With its stock down 17% over the past three months, it is easy to disregard BeeX (TSE:4270). However, a closer look at its sound financials might cause you to think again. Given that fundamentals usually drive long-term market outcomes, the company is worth looking at. Particularly, we will be paying attention to BeeX's ROE today.

Return on equity or ROE is a key measure used to assess how efficiently a company's management is utilizing the company's capital. In short, ROE shows the profit each dollar generates with respect to its shareholder investments.

View our latest analysis for BeeX

How To Calculate Return On Equity?

ROE can be calculated by using the formula:

Return on Equity = Net Profit (from continuing operations) ÷ Shareholders' Equity

So, based on the above formula, the ROE for BeeX is:

21% = JP¥488m ÷ JP¥2.4b (Based on the trailing twelve months to August 2024).
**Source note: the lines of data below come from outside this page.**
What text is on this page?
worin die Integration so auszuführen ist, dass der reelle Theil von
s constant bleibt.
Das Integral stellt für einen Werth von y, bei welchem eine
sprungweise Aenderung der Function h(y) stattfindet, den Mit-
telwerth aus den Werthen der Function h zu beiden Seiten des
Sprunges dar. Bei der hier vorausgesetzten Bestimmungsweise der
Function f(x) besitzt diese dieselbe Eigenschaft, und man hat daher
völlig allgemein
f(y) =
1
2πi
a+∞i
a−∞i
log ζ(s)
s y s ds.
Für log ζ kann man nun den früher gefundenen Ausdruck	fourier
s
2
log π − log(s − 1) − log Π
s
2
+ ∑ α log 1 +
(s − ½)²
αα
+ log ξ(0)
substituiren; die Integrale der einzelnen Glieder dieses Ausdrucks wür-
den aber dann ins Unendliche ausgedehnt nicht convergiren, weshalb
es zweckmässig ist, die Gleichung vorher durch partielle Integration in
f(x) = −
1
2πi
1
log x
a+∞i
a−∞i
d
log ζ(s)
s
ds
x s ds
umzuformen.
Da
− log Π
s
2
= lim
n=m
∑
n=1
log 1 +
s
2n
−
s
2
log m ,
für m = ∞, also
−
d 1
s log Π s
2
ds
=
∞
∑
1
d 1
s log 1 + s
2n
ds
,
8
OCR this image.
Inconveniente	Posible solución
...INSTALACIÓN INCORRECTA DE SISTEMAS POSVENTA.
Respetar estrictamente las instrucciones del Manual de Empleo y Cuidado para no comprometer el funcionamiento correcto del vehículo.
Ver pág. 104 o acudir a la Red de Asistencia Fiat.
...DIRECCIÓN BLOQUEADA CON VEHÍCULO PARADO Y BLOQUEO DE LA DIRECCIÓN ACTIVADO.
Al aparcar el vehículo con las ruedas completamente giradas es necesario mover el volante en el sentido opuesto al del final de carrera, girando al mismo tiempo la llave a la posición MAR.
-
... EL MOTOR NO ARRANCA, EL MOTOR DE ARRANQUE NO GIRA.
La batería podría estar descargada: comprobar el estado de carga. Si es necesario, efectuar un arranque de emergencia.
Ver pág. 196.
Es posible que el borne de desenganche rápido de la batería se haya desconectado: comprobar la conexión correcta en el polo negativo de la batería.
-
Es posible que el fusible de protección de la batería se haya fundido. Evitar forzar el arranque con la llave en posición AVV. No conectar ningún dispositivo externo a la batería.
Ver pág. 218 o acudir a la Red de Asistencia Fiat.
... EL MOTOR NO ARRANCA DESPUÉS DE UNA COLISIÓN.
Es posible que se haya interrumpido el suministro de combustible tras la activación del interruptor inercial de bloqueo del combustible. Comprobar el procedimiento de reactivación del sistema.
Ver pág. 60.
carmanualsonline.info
The 'return' is the profit over the last twelve months. So, this means that for every ¥1 of its shareholder's investments, the company generates a profit of ¥0.21.

What Is The Relationship Between ROE And Earnings Growth?

We have already established that ROE serves as an efficient profit-generating gauge for a company's future earnings. Depending on how much of these profits the company reinvests or "retains", and how effectively it does so, we are then able to assess a company’s earnings growth potential. Assuming everything else remains unchanged, the higher the ROE and profit retention, the higher the growth rate of a company compared to companies that don't necessarily bear these characteristics.

A Side By Side comparison of BeeX's Earnings Growth And 21% ROE

To begin with, BeeX has a pretty high ROE which is interesting. Second, a comparison with the average ROE reported by the industry of 13% also doesn't go unnoticed by us. Under the circumstances, BeeX's considerable five year net income growth of 26% was to be expected.

Next, on comparing with the industry net income growth, we found that BeeX's growth is quite high when compared to the industry average growth of 14% in the same period, which is great to see.

past-earnings-growth
TSE:4270 Past Earnings Growth October 18th 2024

Earnings growth is a huge factor in stock valuation. The investor should try to establish if the expected growth or decline in earnings, whichever the case may be, is priced in. This then helps them determine if the stock is placed for a bright or bleak future. Is BeeX fairly valued compared to other companies? These 3 valuation measures might help you decide.

Is BeeX Efficiently Re-investing Its Profits?

Given that BeeX doesn't pay any regular dividends to its shareholders, we infer that the company has been reinvesting all of its profits to grow its business.

Conclusion

Overall, we are quite pleased with BeeX's performance. Specifically, we like that the company is reinvesting a huge chunk of its profits at a high rate of return. This of course has caused the company to see substantial growth in its earnings. If the company continues to grow its earnings the way it has, that could have a positive impact on its share price given how earnings per share influence long-term share prices. Let's not forget, business risk is also one of the factors that affects the price of the stock. So this is also an important area that investors need to pay attention to before making a decision on any business. Our risks dashboard would have the 2 risks we have identified for BeeX.